Except for Anisa Darwish. Anisa was the only other woman member of Palestinian PEN in attendance. Anisa, perhaps 60, began writing 11 years ago when she was confined to her sick bed. She’s now published 13 books and is among the most popular writers in the region. Her male colleagues are not impressed; they talk among themselves when she reads and sings, and they laugh derisively. She writes poetic bodice rippers, according to the overly elegantly dressed blond (!) poet, former prisoner, father of seven, husband to the woman, he tells Nancy, who is not the love of his life; her he sees only once every few months and then love with her is far better than with any of his other women, his international henhouse of Danes, English, Germans, French, but ah, but oh [now with penetrating intimacy of the eyes], no Americans, Nancy, none. Alas.

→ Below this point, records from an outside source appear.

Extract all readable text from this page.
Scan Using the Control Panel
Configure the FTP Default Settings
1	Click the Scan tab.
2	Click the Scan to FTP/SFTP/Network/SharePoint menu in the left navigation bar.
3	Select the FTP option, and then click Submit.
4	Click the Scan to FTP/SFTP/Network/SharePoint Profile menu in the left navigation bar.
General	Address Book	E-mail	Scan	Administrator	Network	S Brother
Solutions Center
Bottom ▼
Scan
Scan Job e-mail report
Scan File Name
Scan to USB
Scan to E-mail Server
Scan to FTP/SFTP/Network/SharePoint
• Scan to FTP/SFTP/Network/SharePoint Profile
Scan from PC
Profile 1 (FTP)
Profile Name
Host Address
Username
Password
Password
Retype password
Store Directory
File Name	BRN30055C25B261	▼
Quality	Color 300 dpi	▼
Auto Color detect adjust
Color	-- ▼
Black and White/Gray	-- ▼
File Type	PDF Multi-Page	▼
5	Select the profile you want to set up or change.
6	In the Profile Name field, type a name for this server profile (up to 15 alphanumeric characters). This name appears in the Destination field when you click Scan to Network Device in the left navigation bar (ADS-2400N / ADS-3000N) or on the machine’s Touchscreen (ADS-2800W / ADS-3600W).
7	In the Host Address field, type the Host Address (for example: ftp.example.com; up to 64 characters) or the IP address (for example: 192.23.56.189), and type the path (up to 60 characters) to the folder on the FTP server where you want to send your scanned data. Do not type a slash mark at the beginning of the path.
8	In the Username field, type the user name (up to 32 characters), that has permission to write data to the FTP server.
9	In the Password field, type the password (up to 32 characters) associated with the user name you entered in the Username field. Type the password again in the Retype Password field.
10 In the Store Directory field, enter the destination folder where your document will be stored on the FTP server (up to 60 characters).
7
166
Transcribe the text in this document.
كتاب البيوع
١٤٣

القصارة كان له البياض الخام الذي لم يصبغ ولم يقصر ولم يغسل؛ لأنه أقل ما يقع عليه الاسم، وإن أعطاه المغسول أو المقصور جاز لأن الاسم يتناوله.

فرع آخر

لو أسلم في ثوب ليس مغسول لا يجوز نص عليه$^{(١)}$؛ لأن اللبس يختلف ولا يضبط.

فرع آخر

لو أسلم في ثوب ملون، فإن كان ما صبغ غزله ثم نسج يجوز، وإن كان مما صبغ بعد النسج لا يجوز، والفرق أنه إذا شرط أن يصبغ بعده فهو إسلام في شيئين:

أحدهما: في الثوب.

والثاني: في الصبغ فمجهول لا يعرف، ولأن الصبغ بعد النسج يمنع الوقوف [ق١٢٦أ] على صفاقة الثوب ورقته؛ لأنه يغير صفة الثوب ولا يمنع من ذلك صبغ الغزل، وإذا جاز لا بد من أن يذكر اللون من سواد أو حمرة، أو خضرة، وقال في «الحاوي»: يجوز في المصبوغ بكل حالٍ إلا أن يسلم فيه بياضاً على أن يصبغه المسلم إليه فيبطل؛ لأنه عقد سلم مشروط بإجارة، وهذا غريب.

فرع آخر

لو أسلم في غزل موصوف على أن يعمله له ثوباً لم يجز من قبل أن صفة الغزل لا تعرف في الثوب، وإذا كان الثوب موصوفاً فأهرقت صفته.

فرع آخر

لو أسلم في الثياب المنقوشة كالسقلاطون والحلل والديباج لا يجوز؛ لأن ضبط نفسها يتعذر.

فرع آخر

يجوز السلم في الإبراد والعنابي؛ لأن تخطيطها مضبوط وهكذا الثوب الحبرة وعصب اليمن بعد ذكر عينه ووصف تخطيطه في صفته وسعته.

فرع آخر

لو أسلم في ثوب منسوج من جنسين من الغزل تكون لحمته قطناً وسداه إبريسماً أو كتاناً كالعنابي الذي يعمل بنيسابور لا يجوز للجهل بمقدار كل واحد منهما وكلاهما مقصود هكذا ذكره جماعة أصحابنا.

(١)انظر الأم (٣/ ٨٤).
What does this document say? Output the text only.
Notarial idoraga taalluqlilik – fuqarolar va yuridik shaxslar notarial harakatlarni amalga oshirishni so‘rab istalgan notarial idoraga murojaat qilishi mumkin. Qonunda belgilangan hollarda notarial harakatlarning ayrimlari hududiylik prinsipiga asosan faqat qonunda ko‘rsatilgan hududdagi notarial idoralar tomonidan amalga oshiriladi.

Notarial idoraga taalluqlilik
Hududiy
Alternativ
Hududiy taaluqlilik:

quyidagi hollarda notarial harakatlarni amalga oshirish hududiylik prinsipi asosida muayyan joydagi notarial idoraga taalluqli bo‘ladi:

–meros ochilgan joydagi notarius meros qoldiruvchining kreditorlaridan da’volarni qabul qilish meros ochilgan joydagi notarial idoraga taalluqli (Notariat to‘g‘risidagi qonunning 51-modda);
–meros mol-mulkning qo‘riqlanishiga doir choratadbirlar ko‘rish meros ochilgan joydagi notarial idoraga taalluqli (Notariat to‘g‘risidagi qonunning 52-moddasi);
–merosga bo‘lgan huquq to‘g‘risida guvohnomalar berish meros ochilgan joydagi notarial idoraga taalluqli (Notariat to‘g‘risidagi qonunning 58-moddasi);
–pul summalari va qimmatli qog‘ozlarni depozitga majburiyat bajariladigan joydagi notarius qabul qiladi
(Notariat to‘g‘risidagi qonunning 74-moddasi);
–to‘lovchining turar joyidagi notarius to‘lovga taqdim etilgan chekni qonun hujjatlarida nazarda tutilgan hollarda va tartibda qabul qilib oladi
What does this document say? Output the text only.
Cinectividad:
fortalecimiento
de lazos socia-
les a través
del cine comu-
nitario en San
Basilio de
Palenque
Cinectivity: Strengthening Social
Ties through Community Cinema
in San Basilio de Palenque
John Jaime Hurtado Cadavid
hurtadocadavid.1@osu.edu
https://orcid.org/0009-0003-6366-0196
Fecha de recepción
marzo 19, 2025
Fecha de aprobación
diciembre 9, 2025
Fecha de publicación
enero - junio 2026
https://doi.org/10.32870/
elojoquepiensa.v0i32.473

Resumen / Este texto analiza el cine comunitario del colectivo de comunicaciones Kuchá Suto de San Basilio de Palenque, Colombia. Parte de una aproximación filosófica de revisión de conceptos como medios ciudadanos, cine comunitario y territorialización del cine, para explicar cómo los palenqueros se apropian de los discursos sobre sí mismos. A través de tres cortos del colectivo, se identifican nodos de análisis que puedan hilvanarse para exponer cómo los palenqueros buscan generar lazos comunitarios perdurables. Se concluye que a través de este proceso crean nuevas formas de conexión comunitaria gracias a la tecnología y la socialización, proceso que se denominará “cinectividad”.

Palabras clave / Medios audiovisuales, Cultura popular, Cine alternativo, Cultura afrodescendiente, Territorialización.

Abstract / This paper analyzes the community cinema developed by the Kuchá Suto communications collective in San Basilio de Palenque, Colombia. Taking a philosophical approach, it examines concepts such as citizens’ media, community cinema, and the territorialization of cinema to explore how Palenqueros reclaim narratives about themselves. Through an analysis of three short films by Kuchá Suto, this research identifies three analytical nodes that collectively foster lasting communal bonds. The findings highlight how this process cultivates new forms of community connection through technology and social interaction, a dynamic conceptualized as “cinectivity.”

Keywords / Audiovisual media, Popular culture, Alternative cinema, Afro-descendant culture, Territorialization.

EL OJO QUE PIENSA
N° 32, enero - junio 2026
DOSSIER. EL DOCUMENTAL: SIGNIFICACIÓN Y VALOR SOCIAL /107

Perhaps this explains why Anisa Darwish finally made her way to our table on the last night, at the farewell dinner, found an empty chair next to me, ignored Nancy who sat opposite, and told me her story. “I love men and sex,” she said. Her father was a lawyer, a sheik, and a conservative man, so she knew the only way she was going to have her twin desires was to marry early—18. Since then she has had dozens of lovers, “but all in the Arab way.” That was not altogether clear, but her story made a curiosity out of this Arab way. There was, for instance, the Norwegian who “came to make love to me for four hours. The next day he phoned to ask if he might return that night. Of course. This was all a little awkward because he spoke no English or Arabic. But he did speak French, so my husband was able to translate everything.” Now that you’ve finished writing your Turkish car accident movie, you might turn your imagination to this scene.
To crown the evening, Hanan Awwad read the joint declaration of the Palestinian and the international writers, the paper that she and I had negotiated for so long. Would she drop the sentence in which the foreign guests agree that there is no Palestine without Jerusalem as its eternal capital? Would she include our conviction that mutual respect and tolerance were required?
Hanan read with a gusto and commitment worthy of her colleagues’ most patriotic poems. The audience applauded wildly, and smiles beamed from every face. Hanan placed medals around our necks; the ribbons sported the colors of the Palestinian flag.
But did she accede to our amendments, or pleas for compromise?
We’ll never know. The declaration now appeared in an Arabic calligraphy far too elegant to be besmirched by translation.